Who are atheists, and where did they come from? Nick Spencer is research director of the (excellent) “religion and society think tank” Theos, and so he views the subject with a quiet Christian scepticism. But it is not his purpose to attack atheism. Instead, he wants to tell its history as it has developed, chiefly in Europe, in the past 500 years.

He points out that atheism often starts in disputes about authority. In a thoroughly Christian society – and indeed, in some Muslim societies today – rejection of God was seen as a threat to public order. Quite recently, a British judge said that the law of England has nothing to do with Christianity. He may wish that to be true, but, historically, it isn’t.

In his Commentaries on the Laws of England in the 18th century, William Blackstone argued that the oath in court was the necessary foundation for justice: “All moral evidence… all confidence in human veracity must be weakened by irreligion, and overthrown by infidelity.” An atheist was therefore not only mistaken, but failed in his duty as a citizen. Laws against the preaching of atheism resembled those against the preaching of racism today: it was thought intolerably injurious to society.
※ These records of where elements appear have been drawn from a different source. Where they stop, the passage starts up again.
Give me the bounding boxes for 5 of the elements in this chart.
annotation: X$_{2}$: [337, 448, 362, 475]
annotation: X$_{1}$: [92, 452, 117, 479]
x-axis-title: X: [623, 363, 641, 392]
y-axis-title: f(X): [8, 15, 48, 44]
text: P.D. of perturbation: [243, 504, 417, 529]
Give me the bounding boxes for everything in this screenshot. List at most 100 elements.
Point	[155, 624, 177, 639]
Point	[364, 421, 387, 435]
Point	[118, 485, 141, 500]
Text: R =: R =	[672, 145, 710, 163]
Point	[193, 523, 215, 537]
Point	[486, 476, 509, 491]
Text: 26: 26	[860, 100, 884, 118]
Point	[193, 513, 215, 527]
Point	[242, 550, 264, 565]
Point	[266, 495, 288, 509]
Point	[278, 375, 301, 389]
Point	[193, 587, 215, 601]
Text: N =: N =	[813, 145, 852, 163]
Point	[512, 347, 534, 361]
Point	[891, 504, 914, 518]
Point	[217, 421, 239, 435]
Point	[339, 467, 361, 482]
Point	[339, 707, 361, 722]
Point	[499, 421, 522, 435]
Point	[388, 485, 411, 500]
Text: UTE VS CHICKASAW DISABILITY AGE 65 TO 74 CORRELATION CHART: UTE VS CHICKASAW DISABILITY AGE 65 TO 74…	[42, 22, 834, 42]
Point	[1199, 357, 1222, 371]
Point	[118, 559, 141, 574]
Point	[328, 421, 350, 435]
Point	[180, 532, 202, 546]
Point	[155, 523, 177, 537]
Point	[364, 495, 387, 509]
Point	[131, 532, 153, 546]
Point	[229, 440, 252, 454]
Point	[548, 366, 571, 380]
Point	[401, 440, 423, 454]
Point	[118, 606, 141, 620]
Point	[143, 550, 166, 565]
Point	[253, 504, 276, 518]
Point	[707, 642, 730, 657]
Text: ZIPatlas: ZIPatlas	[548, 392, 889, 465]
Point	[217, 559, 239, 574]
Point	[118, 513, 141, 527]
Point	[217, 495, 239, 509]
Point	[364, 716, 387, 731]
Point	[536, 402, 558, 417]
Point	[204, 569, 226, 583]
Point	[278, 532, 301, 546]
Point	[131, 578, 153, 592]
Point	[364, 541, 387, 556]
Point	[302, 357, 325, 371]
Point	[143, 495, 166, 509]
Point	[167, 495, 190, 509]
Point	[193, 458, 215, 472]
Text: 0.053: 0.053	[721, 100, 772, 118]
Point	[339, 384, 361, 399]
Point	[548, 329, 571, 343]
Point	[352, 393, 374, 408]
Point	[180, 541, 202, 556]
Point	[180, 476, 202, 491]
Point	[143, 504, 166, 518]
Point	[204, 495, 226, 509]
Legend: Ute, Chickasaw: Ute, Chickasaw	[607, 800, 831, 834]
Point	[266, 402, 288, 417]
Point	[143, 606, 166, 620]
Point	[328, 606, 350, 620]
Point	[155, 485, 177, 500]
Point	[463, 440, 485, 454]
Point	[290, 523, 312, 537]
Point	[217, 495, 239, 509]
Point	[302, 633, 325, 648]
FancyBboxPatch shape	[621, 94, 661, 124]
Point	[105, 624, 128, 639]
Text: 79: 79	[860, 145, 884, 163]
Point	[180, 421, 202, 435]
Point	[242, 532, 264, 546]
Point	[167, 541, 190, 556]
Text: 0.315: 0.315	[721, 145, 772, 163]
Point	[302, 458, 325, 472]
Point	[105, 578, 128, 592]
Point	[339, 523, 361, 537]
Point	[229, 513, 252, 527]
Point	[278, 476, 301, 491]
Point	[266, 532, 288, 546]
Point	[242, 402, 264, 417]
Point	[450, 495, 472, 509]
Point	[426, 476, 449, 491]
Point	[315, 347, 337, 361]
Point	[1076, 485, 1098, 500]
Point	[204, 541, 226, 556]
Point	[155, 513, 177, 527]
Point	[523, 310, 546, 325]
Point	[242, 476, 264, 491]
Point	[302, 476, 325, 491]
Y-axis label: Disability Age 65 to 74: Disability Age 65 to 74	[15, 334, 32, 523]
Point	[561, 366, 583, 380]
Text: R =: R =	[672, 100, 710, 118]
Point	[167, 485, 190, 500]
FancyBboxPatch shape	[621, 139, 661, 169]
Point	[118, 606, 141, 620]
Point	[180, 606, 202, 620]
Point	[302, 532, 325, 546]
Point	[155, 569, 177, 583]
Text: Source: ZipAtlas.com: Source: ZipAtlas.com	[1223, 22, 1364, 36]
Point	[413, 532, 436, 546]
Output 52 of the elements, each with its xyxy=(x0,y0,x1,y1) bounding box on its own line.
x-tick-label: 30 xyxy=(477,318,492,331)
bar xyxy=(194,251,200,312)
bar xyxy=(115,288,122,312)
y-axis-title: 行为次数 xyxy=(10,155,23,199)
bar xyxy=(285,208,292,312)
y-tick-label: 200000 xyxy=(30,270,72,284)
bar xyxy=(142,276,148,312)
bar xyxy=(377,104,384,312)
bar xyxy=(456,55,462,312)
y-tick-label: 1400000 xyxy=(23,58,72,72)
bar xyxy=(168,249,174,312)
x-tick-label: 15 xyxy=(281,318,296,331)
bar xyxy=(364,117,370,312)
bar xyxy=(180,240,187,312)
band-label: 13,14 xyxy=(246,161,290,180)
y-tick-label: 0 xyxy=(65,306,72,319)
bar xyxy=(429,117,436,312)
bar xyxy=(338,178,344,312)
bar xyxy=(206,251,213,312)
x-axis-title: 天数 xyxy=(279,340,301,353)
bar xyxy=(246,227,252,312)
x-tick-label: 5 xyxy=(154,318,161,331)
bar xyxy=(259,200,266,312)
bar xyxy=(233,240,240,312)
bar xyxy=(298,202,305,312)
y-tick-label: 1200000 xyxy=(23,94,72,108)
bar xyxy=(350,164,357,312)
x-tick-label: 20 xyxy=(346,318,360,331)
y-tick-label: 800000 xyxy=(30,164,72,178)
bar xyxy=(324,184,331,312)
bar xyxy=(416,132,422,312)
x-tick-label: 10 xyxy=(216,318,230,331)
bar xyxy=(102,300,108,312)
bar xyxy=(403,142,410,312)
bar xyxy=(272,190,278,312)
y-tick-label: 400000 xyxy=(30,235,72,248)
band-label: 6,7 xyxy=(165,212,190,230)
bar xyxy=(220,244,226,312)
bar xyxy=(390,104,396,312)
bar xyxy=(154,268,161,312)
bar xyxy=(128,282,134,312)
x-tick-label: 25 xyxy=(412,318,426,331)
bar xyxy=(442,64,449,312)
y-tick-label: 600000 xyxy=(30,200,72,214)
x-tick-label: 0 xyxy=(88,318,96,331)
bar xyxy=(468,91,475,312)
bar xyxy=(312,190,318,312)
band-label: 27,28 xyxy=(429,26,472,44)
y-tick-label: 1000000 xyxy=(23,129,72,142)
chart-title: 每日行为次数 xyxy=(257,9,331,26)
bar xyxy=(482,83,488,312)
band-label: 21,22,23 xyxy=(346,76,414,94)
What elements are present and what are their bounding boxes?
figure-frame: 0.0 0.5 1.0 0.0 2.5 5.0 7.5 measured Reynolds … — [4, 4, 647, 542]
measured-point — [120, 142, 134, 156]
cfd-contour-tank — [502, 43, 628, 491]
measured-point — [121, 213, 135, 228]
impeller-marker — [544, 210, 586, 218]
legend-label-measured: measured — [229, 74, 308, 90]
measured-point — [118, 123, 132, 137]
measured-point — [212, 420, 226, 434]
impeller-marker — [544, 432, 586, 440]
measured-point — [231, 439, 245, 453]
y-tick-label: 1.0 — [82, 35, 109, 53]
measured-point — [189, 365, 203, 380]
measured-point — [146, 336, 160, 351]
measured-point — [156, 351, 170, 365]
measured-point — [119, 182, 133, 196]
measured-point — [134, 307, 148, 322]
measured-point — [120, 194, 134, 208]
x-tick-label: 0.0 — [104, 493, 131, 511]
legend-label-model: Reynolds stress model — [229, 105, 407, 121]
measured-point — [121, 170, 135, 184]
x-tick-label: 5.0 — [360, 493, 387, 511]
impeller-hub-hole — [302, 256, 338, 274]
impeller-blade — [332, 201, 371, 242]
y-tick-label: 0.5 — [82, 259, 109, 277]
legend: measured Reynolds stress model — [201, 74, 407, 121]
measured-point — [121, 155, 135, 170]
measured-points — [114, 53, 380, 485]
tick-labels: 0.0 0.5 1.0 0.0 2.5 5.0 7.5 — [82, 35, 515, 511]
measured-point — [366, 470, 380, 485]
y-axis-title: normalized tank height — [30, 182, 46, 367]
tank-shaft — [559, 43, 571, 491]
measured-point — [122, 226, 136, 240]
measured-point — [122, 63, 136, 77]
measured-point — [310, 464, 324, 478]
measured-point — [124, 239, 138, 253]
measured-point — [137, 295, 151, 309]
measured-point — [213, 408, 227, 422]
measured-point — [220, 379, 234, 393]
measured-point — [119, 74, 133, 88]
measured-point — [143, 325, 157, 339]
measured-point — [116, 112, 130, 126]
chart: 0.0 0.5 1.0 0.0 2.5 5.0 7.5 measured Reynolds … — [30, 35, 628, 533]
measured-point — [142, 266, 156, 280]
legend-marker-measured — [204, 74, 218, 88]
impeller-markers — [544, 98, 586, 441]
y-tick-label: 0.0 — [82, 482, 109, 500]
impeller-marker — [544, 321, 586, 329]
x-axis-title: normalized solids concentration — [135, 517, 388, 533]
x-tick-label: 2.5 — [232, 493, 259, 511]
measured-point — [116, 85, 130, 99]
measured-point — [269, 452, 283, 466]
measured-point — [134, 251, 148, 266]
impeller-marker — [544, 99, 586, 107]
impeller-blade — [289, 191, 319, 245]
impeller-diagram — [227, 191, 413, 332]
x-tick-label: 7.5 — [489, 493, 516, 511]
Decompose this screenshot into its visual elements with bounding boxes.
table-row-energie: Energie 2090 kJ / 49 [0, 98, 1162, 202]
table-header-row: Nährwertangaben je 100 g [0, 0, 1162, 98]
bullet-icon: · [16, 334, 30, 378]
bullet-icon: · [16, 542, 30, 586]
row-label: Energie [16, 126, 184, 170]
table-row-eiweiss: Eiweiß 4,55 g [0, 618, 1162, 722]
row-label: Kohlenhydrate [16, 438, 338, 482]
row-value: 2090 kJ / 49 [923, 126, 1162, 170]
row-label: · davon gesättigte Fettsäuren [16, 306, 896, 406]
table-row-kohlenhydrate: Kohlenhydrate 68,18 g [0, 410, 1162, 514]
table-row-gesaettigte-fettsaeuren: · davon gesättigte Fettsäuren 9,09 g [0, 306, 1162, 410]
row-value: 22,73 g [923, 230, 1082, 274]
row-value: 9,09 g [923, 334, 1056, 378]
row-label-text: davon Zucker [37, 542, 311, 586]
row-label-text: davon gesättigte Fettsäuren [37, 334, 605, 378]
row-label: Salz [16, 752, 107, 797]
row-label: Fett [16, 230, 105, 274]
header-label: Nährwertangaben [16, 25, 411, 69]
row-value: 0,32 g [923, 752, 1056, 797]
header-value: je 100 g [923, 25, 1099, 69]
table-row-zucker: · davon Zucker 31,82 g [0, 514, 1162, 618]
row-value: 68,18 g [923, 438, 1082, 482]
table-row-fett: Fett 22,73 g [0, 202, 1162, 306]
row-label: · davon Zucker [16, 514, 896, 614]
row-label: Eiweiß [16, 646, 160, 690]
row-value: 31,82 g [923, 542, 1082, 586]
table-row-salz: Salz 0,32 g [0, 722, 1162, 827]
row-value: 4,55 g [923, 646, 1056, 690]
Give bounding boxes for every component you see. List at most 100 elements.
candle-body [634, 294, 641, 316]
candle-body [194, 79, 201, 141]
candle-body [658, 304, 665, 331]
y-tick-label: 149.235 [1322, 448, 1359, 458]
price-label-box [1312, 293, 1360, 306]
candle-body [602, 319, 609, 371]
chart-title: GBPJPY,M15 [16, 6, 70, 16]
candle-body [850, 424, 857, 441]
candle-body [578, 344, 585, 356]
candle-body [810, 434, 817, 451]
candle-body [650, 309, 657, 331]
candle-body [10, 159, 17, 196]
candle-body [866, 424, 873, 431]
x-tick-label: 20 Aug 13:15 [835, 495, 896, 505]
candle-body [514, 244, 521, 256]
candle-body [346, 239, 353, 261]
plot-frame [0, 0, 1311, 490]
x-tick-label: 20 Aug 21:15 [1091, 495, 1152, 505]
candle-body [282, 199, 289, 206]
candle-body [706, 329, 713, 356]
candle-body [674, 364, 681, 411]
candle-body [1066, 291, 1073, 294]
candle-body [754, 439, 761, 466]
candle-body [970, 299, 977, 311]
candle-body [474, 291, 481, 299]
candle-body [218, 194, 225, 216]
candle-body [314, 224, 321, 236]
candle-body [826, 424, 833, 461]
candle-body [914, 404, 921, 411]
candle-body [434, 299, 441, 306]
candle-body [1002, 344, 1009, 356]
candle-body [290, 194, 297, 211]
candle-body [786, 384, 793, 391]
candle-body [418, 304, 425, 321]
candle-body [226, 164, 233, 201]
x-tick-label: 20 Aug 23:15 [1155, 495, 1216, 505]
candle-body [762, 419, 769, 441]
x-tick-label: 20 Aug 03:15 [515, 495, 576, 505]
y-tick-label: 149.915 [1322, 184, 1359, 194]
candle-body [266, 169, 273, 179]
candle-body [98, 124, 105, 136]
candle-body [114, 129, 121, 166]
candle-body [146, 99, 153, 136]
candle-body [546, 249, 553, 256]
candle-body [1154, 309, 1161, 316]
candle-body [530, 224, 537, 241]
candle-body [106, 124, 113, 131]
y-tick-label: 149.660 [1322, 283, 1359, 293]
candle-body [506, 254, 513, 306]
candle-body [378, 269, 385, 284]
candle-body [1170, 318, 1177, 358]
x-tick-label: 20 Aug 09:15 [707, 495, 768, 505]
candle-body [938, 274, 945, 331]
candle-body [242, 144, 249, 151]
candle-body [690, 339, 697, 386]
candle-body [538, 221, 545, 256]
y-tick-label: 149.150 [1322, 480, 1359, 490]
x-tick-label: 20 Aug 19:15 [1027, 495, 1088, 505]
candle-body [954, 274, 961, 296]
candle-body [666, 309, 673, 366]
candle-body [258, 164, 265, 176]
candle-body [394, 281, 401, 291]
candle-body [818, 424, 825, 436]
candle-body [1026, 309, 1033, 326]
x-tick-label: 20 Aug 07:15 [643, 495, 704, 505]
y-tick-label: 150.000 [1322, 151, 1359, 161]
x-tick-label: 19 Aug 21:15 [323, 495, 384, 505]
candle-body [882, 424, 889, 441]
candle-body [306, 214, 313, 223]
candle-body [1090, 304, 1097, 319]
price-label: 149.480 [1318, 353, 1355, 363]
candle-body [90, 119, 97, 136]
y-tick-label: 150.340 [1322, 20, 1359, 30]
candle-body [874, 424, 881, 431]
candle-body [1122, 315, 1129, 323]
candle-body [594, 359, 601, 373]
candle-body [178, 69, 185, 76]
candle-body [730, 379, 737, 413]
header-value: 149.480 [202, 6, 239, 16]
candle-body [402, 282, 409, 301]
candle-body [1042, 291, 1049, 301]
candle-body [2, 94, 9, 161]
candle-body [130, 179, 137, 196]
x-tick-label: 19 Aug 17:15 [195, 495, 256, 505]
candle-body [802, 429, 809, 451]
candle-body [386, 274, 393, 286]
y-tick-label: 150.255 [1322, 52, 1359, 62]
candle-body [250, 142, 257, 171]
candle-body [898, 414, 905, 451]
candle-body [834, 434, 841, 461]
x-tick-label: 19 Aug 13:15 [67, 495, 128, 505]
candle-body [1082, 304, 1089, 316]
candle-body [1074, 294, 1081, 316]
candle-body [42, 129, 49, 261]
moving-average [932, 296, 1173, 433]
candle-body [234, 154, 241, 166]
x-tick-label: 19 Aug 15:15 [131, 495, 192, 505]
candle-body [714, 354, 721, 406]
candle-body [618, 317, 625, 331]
What God had revealed, the state had a duty to uphold.

Gradually, “atheisms” – there was never a single form – advanced to challenge authority. Some arose from questioning Scripture (“a heap of Copie confusedly taken”, wrote one brave man at the end of the 16th century). Some, often stemming from priests who had seen appalling abuses themselves, concentrated on the wickedness of church power rather than on metaphysics.

Other non-believers, usually among the grandest in society, saw themselves as bathed in the light of reason. David Hume wrote of “the deepest Stupidity, Christianity and Ignorance”. Percy Bysshe Shelley linked atheism with intellectual superiority: “Let this horrid Galilean [Jesus] rule the Canaille [the rabble]… The reflecting part of the community… do not require his morality.” In the current era of Richard Dawkins and the New Atheism, many atheists call themselves the “Brights”, pleased to make the rest of us out as dullards.

Some atheists – Dawkins, Sigmund Freud, AJ Ayer – resemble, in essence, that clever young schoolboy. They believe they have brilliantly proved religion to be a load of hogwash. In their minds, it seems an advantage that their creed does not appeal as much to women or the poor and ignorant. Indeed, Friedrich Nietzsche saw more deeply how European society’s moral order would collapse with the destruction of faith – but welcomed it. Christianity was a “slave morality”, he said, celebrating weakness and preserving “too much of what should have perished”. People such as Lenin, Stalin, Mao and Hitler took up such thoughts with deadly enthusiasm.

But precisely because religion, though theologically grounded, is much deeper than an intellectual theory, it tends to regenerate when attacked. The author quotes one Soviet persecutor of Christianity: “Religion is like a nail, the harder you hit, the deeper it goes in.” Spencer believes that the New Atheism is an expression of anger at the curious phenomenon that all over the world, except among white Westerners, God is back.

This leads to the question: “Is atheism parasitic on religion?” There is something unsatisfactory about building your thought around an anti-faith. Some atheists – amusingly catalogued here – have noticed this, and set up Cults of Reason, secular societies and atheist chapels, trying, rather unsuccessfully, to reproduce the communal creativity of faith. Hamlet says: “There are more things in heaven and earth, Horatio, than are dreamt of in your philosophy.” Any imaginative atheist must sometimes be troubled by this thought, and worry that his ideas are so dependent on the very thing he opposes.

It is as if someone were to devote his energies to telling people that they did not really love one another. He might be right, of course, but it would be a sad business. Love, indeed, is a subject that atheists find hard to discuss interestingly. Ludwig Wittgenstein, the great philosopher, who understood religious belief throughout his life, mostly without quite sharing it, wrote: “Faith is faith in what is needed by my heart, my soul, not my speculative intelligence… Only love can believe the Resurrection.”